The attacks that took place were an attack against the LGBTQ community, and I made the mistake of trying to appropriate that elsewhere. To write it off as anything else was arrogant of me. To think that such a close knit community wouldn’t be reeling after a tragedy like this was ignorant. For that I apologize.
Anyone with a heart and a conscience has got to be feeling something these last few days, and everyone seems to be reacting differently. Some people are mourning, some are angry, some are frustrated. Some are also joyful, thinking this brutal act of hate is justified, that somehow the love between two people is more of an affront to humanity than the ending of a human life. And that’s what the LGBTQ community stands for, love and the right to love. It’s sickening to think there’s a vocal group of people who would rather see bloodshed than two men kiss.

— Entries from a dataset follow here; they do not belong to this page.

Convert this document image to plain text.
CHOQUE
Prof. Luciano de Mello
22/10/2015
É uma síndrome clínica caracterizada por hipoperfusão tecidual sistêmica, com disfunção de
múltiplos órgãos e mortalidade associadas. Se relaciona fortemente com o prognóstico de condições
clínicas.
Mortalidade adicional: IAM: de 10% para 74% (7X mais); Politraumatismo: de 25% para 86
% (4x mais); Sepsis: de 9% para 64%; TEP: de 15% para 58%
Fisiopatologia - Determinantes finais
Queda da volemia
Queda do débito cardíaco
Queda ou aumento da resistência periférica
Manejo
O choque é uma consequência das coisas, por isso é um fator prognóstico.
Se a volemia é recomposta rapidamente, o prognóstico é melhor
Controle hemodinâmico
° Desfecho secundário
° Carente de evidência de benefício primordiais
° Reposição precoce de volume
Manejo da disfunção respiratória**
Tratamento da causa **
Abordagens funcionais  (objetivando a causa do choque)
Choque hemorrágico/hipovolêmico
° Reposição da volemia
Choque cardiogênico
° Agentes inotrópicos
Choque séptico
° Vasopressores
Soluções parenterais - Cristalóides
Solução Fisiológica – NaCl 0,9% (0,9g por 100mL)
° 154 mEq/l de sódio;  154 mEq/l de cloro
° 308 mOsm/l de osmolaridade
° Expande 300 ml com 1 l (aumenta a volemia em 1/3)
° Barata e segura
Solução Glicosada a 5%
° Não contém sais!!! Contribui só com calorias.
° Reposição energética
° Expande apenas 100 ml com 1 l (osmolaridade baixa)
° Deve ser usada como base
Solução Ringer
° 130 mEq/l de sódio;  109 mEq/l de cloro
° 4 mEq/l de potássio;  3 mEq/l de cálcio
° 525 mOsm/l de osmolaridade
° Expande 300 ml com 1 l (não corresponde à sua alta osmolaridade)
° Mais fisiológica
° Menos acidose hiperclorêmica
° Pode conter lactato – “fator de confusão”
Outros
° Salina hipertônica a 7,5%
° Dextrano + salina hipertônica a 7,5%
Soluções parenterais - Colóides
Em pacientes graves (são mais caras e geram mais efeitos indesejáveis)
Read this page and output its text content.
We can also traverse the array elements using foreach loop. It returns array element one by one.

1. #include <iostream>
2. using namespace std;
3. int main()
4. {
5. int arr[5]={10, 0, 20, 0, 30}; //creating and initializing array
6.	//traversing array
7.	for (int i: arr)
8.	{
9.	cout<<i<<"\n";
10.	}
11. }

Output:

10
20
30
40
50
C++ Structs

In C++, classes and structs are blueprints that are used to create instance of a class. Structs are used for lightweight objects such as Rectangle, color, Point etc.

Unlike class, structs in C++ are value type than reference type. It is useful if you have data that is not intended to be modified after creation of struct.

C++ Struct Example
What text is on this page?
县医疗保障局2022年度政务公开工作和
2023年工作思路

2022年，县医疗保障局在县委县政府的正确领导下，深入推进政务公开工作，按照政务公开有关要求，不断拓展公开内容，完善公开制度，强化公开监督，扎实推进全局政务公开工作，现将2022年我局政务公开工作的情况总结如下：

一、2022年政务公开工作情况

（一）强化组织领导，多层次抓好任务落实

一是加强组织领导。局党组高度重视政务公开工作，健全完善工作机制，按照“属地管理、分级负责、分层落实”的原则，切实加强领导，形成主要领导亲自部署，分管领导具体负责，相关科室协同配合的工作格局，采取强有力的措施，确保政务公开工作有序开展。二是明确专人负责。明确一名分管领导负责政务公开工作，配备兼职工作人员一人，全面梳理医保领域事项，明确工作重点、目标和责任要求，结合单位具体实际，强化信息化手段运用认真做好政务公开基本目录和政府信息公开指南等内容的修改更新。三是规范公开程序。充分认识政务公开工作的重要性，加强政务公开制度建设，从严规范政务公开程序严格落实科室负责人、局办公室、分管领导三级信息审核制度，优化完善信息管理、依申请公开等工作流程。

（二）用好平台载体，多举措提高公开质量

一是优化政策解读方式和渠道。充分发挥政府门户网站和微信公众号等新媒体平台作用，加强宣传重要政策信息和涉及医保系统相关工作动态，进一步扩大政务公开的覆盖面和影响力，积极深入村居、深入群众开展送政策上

In my haste, like many others, I was looking for a reason to why this happened, and I chose gun control. Other’s picked terrorism, some chose mental illness. There was a lot of things we could point to, to take our minds off the idea that the queer community is still vulnerable and still under threat. I wanted to think we were past that, the old guard who held that banner of homophobia was dying and that things were progressing. I still think things are getting better, and progress is being made, but after thinking about it long and hard, I had the sober realization we still have a long way to go as a society. The shooter was three years younger than I am. To think the old guard hasn’t left an impression on new generations was an naïve ideal.
It wasn’t long ago that being gay was a crime in this part of the world, where the treatment was rehabilitation, therapy. People were rehabilitated violently, and were subjected to chemical therapy. Love between two people was outlawed and met with violence and death. And it’s still illegal in much of the world, still outlawed, still met with vicious confrontation and murder. It seems so mind boggling backwards that love is not only looked down upon, but endures homicidal fury.
While debating whether owning a gun was a right or a privilege, I forgot that the opportunity to love someone else is a privilege, not a right in this world. That I have the privilege of being able to walk down the street without having the word faggot or dyke lobbed in my direction. That I have the privilege of being able to say “I love you” to someone I care about without having to look over my shoulder or mutter under my breath. That I have the privilege not to be a target because of my sexuality. These are privileges I take for granted. After the recent attacks, maybe I shouldn’t be so callous to give my opinion on a privilege that not everyone has access to.
All around the world, people are holding sigils to honour the dead and remember lose who have lost their lives to this tragedy. Maybe tomorrow, instead of getting on my soapbox to give out my opinion and ask hard question, I’ll try listening to someone else’s opinion and questions instead.
Sincerely,
The Illustrious Mr. Charlton
p.s. I’m still going to write something tomorrow, but goddamnit, I’m going to pick something that isn’t a tragedy.
p.s.s. All kinds of hugs to people out there. I’m hoping tomorrow is a sunnier day.